For now, though, many businesses continue to choose Bahrain as a base for the region. For example, international consultant Ernst & Young recently relocated its global energy practice from Houston in the US to Bahrain.
The EDB has been conducting a high-profile ‘Business Friendly Bahrain’ marketing campaign around the world to persuade others to follow.
For Vision 2030 to be achieved, initiatives like these will need to succeed not just in getting private investment into Bahrain, but also in attracting businesses away from alternative centres such as Dubai.

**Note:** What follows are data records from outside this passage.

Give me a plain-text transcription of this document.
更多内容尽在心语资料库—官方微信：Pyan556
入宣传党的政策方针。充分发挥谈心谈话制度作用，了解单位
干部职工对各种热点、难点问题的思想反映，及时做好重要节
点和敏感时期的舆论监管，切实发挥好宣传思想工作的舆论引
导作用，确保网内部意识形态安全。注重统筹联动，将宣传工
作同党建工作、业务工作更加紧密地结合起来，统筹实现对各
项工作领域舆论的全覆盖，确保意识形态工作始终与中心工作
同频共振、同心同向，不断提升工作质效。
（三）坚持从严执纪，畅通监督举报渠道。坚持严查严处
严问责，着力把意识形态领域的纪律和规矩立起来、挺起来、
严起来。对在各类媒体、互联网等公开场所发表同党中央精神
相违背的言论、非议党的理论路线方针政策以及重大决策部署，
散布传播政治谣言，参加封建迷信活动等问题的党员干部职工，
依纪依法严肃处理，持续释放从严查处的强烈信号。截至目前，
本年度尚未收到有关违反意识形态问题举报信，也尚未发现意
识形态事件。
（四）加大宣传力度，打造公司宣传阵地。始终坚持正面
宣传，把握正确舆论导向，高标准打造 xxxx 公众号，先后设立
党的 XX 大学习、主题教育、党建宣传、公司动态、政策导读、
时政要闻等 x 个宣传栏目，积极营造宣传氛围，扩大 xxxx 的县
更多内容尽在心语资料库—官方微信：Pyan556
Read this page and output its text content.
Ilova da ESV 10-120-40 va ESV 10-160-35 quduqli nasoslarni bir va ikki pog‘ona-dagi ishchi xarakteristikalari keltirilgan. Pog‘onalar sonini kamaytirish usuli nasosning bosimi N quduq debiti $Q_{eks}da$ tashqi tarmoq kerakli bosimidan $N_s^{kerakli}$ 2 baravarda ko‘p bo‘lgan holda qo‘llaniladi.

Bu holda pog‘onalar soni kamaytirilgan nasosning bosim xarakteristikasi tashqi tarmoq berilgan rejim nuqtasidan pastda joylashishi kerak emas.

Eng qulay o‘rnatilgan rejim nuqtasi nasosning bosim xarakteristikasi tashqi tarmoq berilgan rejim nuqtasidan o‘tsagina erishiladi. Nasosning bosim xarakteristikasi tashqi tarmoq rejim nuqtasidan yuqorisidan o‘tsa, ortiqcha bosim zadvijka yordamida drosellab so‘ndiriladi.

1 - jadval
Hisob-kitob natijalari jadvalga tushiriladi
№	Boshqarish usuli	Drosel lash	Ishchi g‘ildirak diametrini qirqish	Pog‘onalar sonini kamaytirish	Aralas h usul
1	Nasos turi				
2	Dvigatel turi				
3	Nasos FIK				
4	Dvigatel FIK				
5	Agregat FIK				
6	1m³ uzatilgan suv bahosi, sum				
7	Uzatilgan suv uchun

At the same time, it needs to secure the support of the local pop-ulation and the existing elite, at least some of whom feel threatened by the power and influence of the EDB.
With an economic environment that will challenge the growth rate to which Bahrain has become accustomed over the past few years, and that could force the government to increase its debts, swift progress will need to be made to placate the critics of reform inside the country.
Vision 2030 is perhaps the boldest of the strategic documents published by any of the Gulf governments, addressing not just dev-elopment and planning issues, but also mapping out a future direction for economic, governmental and social progress over the next 21 years.
If the EDB succeeds in bringing it to fruition, it will have brought Bahrain back to the forefront of the economy of the GCC, and cemented its future as a service hub for the oil-rich Gulf. If it fails to achieve this, Manama could find that its dwindling oil reserves mean it has lost the opportunity for good.